As someone who's been meditating for 30 years, I believe it takes longer, at least in my case. And spiritual progress does not always grow easier, for their are times when depression, fear, or uncertainty may feel overwhelming.
Losses of all kinds will test our conviction. Yet we continue the practice of letting go of distractions, developing some healthy doubt about the veracity of our inner autobiographies, we can trust instead in the simple wisdom of karma. As the Buddha explained about awakening: "Ignorance will be destroyed, and all that is true revealed to one who is aware and persistent. We Take Refuge in the Sangha It should be noted that true refuge doesn't come entirely from inner resources.
Meaningful, secure, empathic connection to others is an absolute requisite for developing any regulation of our emotions, respite from our feelings of uniqueness and separation. In the reassuring glance of another spiritual practitioner, received as we disclose our most challenging urges and emotions, we locate a bond and care that heals even the deepest wounds inflicted when shamed, abandoned, rejected.
As the buddha taught, "I do not see any quality by which the skillful arises and the unskillful subsides than friendship with admirable people The spiritual life is one of mutual dependence, for together we can cross over the flood of ignorance" by which he means the craving and influences that push us in the wrong direction.
Connecting with others is the most challenging of the refuge, for it requires a risk even greater than sitting and observing the inner horror shows and ludicrous fantasies the mind can project. In opening our hearts to others, we risk once again being deserted and shunned, that which we fear the most. But there's really no alternative; openness and honesty are the foundations of trust, and so resilience, even if its born of the desperation of loneliness, is key. We can develop this skill incrementally, taking calculated risks, that's fine, but take the plunge, its worth it.
For the Purposes of Training We Take the Precepts In entering the spiritual journey its not enough to commit ourselves to the destination, we have to 'seal the deal' as it were by renouncing actions that sabotage our pilgrimage, loading us down with the heavy baggage of guilt, shame and unworthiness. To use the analogy of climbing a mountain to attain a beautiful vantage, the trails are often difficult and require relinquishing that which is slows us down; some trails may even lead us in the wrong direction.

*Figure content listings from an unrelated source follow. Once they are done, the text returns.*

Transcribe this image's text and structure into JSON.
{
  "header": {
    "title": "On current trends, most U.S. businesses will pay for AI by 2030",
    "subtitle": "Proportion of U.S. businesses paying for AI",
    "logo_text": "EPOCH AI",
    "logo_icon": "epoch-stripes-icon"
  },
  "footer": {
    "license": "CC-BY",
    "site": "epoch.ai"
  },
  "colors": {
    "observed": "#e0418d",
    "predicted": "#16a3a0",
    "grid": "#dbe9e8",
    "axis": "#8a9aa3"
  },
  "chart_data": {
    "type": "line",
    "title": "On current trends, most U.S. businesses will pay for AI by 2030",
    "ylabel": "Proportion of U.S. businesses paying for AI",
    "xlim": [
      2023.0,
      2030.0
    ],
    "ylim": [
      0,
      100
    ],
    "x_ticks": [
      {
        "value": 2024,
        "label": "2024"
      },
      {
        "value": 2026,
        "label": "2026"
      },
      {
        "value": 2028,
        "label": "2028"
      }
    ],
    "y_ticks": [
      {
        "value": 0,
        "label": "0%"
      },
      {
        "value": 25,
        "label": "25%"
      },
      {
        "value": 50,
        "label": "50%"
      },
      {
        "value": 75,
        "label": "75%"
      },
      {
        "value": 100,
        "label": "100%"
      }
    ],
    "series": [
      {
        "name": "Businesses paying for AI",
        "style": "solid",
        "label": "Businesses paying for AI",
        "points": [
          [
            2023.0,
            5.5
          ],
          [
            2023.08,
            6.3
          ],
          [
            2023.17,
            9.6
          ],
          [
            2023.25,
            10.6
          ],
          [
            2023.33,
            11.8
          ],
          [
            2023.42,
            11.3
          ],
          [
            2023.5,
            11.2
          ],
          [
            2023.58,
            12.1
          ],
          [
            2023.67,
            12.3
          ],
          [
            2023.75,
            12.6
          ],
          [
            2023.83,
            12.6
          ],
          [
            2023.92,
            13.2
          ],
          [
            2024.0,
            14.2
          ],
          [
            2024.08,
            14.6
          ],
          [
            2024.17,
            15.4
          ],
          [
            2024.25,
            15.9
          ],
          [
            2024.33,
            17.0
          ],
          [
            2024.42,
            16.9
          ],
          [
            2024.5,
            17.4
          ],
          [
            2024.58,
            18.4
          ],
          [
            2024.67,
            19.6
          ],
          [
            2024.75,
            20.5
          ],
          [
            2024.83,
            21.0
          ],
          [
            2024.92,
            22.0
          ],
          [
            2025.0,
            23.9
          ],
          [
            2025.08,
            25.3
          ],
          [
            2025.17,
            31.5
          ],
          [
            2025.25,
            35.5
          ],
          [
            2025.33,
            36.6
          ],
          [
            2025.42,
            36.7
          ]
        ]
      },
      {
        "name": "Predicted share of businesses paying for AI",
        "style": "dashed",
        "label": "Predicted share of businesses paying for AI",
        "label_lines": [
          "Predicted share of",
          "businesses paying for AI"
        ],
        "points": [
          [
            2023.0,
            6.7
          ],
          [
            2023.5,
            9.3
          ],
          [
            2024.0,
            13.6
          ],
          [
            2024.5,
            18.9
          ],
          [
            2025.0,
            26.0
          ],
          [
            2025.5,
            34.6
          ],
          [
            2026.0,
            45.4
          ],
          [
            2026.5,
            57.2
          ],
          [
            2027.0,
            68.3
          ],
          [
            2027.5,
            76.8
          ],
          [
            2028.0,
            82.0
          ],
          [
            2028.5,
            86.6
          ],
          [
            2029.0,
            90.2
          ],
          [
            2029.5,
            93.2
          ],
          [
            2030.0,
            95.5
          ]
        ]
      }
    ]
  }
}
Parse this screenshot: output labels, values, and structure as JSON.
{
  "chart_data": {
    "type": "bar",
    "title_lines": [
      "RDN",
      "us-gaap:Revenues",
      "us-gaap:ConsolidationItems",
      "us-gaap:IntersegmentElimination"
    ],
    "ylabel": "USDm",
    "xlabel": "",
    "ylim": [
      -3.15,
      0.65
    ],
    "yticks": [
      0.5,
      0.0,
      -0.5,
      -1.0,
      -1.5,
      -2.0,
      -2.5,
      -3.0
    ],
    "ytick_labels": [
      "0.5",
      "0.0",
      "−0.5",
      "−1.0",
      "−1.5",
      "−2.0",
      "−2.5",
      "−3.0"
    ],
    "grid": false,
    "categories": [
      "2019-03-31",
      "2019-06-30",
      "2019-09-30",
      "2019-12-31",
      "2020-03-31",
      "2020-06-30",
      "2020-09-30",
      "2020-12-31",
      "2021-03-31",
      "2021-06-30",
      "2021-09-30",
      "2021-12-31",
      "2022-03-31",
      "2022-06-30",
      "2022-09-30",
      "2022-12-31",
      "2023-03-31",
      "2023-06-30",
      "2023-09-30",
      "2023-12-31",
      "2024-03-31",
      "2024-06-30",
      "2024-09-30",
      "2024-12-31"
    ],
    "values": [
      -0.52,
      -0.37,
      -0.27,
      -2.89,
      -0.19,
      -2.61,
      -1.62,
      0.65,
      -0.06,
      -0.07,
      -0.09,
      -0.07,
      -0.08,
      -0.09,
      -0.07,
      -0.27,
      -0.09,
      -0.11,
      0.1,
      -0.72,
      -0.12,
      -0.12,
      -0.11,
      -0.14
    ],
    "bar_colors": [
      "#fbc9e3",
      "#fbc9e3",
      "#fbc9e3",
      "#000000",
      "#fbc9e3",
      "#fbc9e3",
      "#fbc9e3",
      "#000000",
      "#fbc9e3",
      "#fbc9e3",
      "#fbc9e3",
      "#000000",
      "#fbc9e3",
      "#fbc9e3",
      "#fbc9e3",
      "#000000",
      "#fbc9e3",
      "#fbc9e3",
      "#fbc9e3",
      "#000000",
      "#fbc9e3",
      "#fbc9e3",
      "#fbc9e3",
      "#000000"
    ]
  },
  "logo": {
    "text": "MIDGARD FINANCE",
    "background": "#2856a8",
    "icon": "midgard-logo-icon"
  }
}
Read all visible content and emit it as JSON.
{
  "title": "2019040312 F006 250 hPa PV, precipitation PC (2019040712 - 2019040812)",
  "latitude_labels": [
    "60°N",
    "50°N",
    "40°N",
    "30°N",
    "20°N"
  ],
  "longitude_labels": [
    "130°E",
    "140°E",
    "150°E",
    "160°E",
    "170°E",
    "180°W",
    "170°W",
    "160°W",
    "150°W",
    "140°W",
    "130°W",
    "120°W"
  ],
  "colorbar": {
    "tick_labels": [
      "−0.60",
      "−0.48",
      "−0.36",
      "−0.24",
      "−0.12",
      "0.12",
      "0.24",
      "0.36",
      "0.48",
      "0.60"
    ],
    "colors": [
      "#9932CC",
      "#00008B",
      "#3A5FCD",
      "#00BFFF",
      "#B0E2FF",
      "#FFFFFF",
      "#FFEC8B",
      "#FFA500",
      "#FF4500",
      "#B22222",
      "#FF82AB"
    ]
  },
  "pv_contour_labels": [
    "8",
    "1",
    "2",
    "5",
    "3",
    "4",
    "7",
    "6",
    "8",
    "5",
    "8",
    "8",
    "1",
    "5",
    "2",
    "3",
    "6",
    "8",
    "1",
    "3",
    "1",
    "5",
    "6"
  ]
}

So the refuges do not appear merely by belief, as in other spiritual faiths, they result from actively letting go of what derails and detracts.
In leading peaceful, ethical lives, the relationships necessary to sustain harmony with others and gain strength from our peers would only be scarred by aggression, addiction or careless impulses. And so together we undertake the most basic tenets found in the Buddha's teaching of Pancila, or precepts. For the purposes of training, we abstain from taking life, taking what is not given, sexual misconduct, harmful speech aor heedless intoxication.
Nirvana and Other Buddhist Felicities. Short of attaining enlightenment, in each rebirth one is born and dies, to be reborn elsewhere in accordance with the completely impersonal causal nature of one's own karma. Chelsea marked it as to-read Aug 14, World News. Scholarly research concerning Esoteric Buddhism is still in its early stages and has a number of problems that make research difficult: . The local hospital said it had attended to five dead and 25 wounded.